Conor remembered the easy banter between him and Laura. He didn’t remember any verbal innuendo or the voluptuous frame she’d poured into that candy-pink gown. And while it was a relief to find something normal about this long evening, he remembered he wasn’t the only person in this conversation. There were tactics to her rambling. “You changed the subject. What were you and Isaac arguing about?”
“I’m probably being paranoid.” Unlike Lisa, who fit snugly under Conor’s chin, the top of Laura’s head barely reached his shoulder. And that was in the heels she was wearing. Still, he had to admire that the differences in their heights didn’t deter her from tilting her chin to make direct eye contact with him as she spoke. “Isaac dates a good friend of mine, Chloe Wilson. Well, he used to. They’ve been on-again, off-again for a year or so. She lives in the apartment above me. I introduced them.”
“I take it, by the static I felt in the air between you two, that it’s off again?”

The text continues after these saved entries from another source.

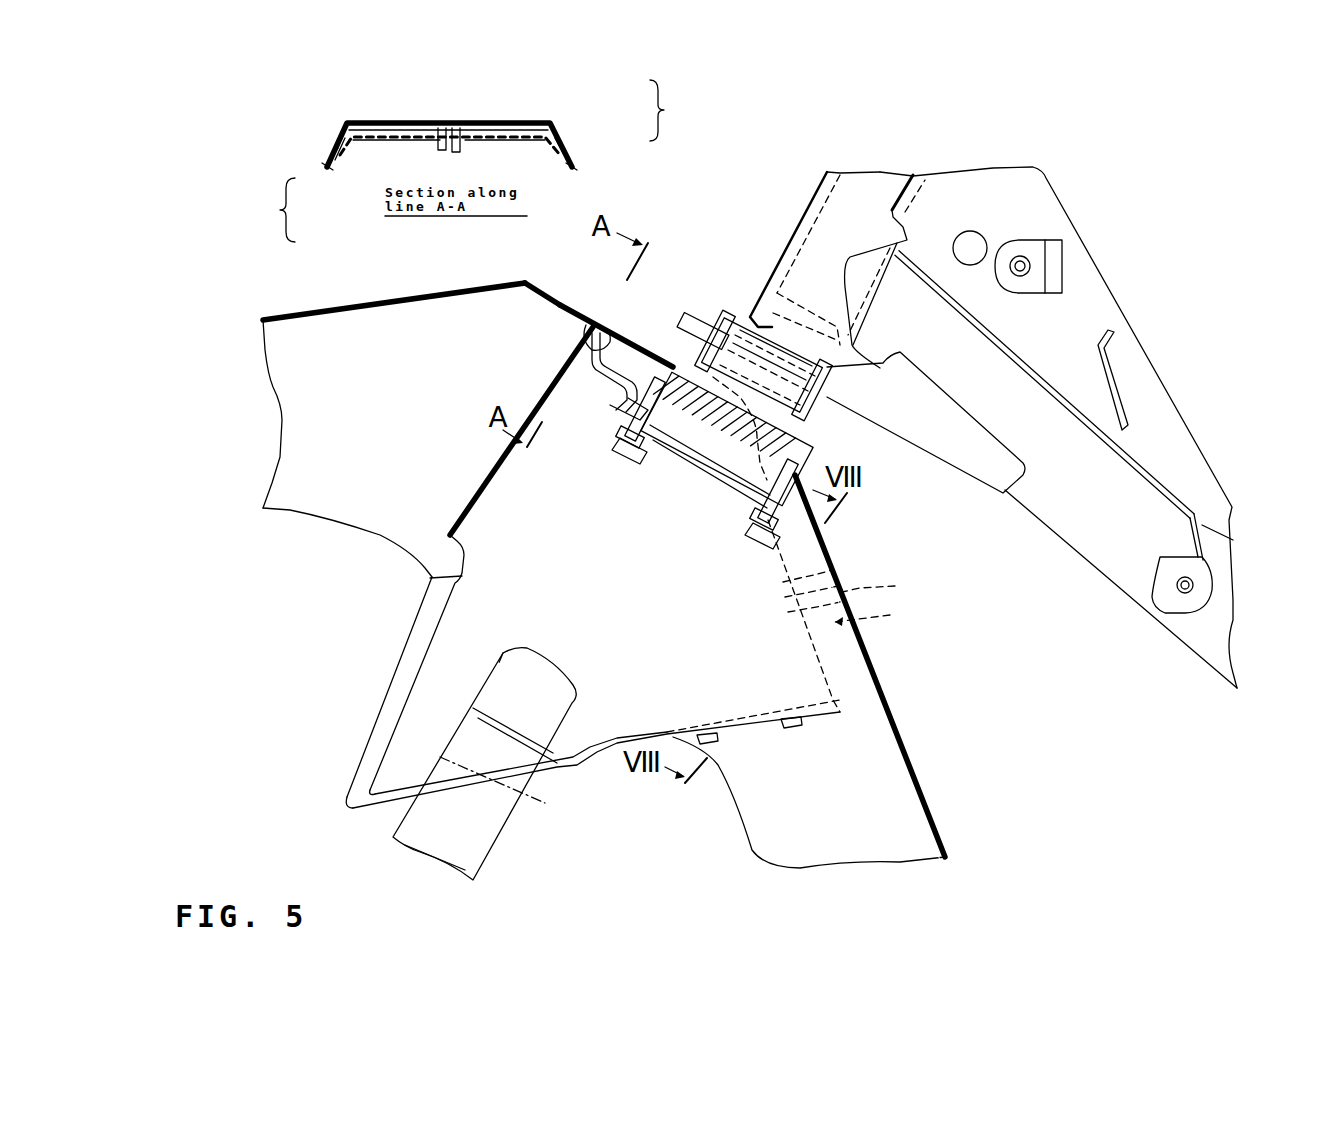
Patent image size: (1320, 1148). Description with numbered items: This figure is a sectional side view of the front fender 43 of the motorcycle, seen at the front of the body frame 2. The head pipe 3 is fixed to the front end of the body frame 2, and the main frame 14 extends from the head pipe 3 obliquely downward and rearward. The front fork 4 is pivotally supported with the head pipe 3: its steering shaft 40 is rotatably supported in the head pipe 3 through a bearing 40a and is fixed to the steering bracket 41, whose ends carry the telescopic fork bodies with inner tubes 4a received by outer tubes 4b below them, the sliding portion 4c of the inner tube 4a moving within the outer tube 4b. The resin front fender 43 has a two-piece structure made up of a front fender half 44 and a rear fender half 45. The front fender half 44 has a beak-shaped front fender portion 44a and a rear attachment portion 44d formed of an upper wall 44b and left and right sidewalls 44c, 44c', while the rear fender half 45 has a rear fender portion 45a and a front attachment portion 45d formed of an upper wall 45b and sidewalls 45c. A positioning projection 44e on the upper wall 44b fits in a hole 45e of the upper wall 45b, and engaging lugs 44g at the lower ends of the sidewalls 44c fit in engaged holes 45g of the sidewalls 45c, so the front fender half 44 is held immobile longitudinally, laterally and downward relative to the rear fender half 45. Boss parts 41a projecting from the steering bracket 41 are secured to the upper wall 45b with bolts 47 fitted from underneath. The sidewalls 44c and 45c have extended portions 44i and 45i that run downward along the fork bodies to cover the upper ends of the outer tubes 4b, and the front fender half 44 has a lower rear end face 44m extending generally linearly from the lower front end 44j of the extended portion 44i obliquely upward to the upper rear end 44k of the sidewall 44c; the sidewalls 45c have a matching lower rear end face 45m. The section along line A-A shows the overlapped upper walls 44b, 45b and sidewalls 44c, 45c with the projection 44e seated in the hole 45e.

The body frame 2 is at (1191, 401).
The head pipe 3 is at (792, 233).
The front fork 4 is at (498, 845).
The inner tube 4a is at (598, 690).
The outer tube 4b is at (530, 830).
The sliding portion 4c is at (486, 660).
The main frame 14 is at (1090, 575).
The steering shaft 40 is at (810, 215).
The bearing 40a is at (720, 305).
The steering bracket 41 is at (813, 459).
The boss part 41a is at (620, 445).
The front fender 43 is at (523, 280).
The front fender half 44 is at (330, 306).
The front fender portion 44a is at (378, 300).
The upper wall 44b is at (543, 122).
The sidewall 44c is at (639, 353).
The cover inner layer portion 44c' is at (844, 574).
The rear attachment portion 44d is at (629, 354).
The positioning projection 44e is at (460, 142).
The engaging lug 44g is at (714, 760).
The extended portion 44i is at (383, 708).
The lower front end 44j is at (340, 806).
The upper rear end 44k is at (865, 700).
The lower rear end face 44m is at (563, 770).
The rear fender half 45 is at (928, 797).
The rear fender portion 45a is at (945, 820).
The upper wall 45b is at (407, 137).
The sidewall 45c is at (343, 165).
The front attachment portion 45d is at (492, 457).
The hole 45e is at (438, 140).
The engaged hole 45g is at (727, 737).
The extended portion 45i is at (378, 752).
The lower rear end face 45m is at (617, 757).
The bolt 47 is at (633, 455).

Laura nodded. “Chloe was invited to the wedding, too. In fact, she was supposed to help, but she never showed. I’ve called and texted, but she doesn’t answer. Isaac was ignoring me before the ceremony, but I finally caught up with him. He said they broke up for good this time—that she’s seeing someone else. Although, I hate to think about the guy she might have dumped Isaac for.”
“This new guy put up a red flag for you?”

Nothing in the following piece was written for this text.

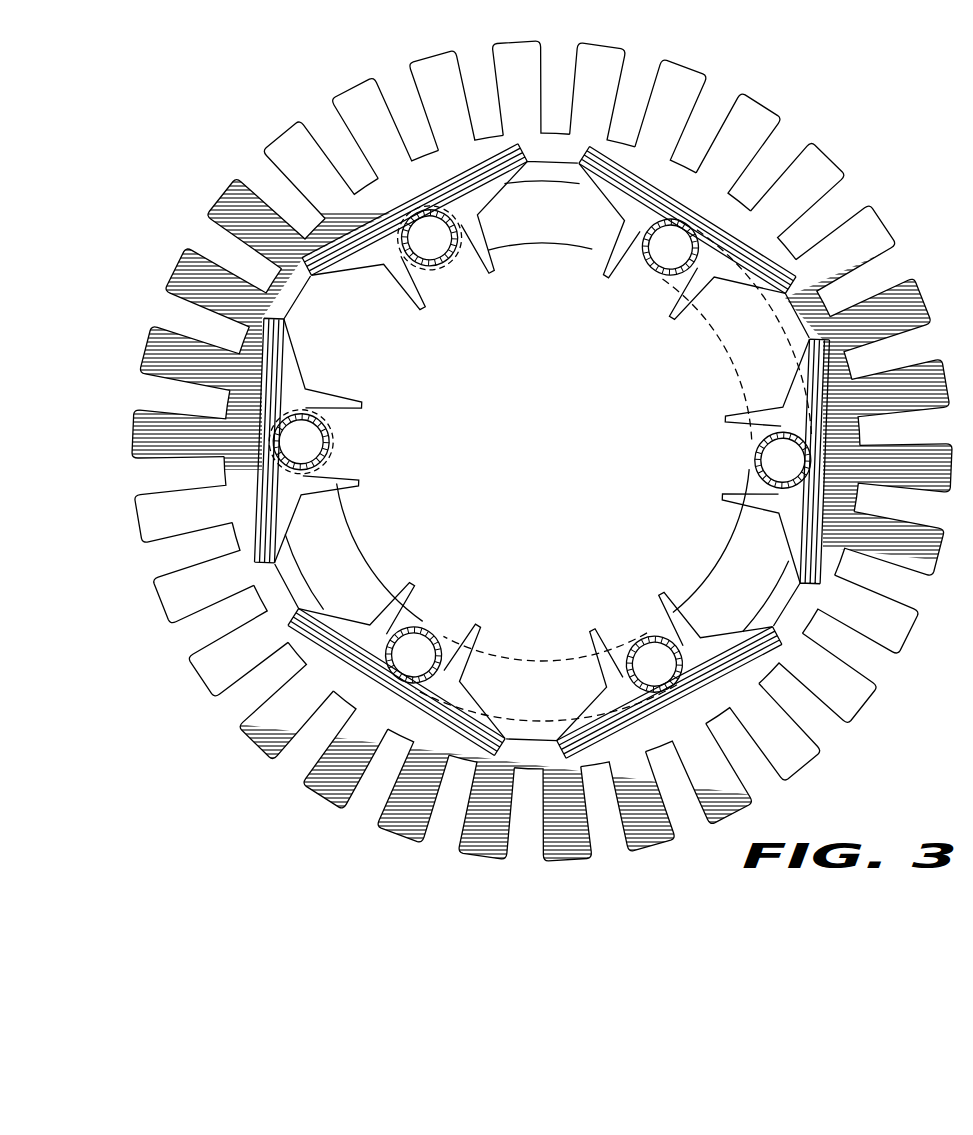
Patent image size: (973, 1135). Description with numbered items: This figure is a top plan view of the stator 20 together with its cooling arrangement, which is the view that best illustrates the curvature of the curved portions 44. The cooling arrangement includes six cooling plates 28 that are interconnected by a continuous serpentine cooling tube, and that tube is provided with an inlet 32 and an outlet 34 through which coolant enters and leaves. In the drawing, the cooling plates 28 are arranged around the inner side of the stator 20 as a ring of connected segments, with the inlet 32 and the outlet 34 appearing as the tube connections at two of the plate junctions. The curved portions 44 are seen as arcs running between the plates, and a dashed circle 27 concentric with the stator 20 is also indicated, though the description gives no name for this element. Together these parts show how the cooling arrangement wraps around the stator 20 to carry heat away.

Laura made a derisive sound that was more snort than laughter. “I wouldn’t call him reliable, that’s for sure. I’ve only met him a couple of times. He always has one or two other guys with him, like an entourage. I never spoke with any of them.”
“He’s a party guy?”
“If it’s his own party. He shows up when Chloe’s working. Makes her change plans when they don’t suit him. Maybe she didn’t come to the wedding out of respect for Isaac’s feelings. But she’d have called Lisa or me to let us know she wouldn’t be here. I’d bet money that Vinnie didn’t want her to come.”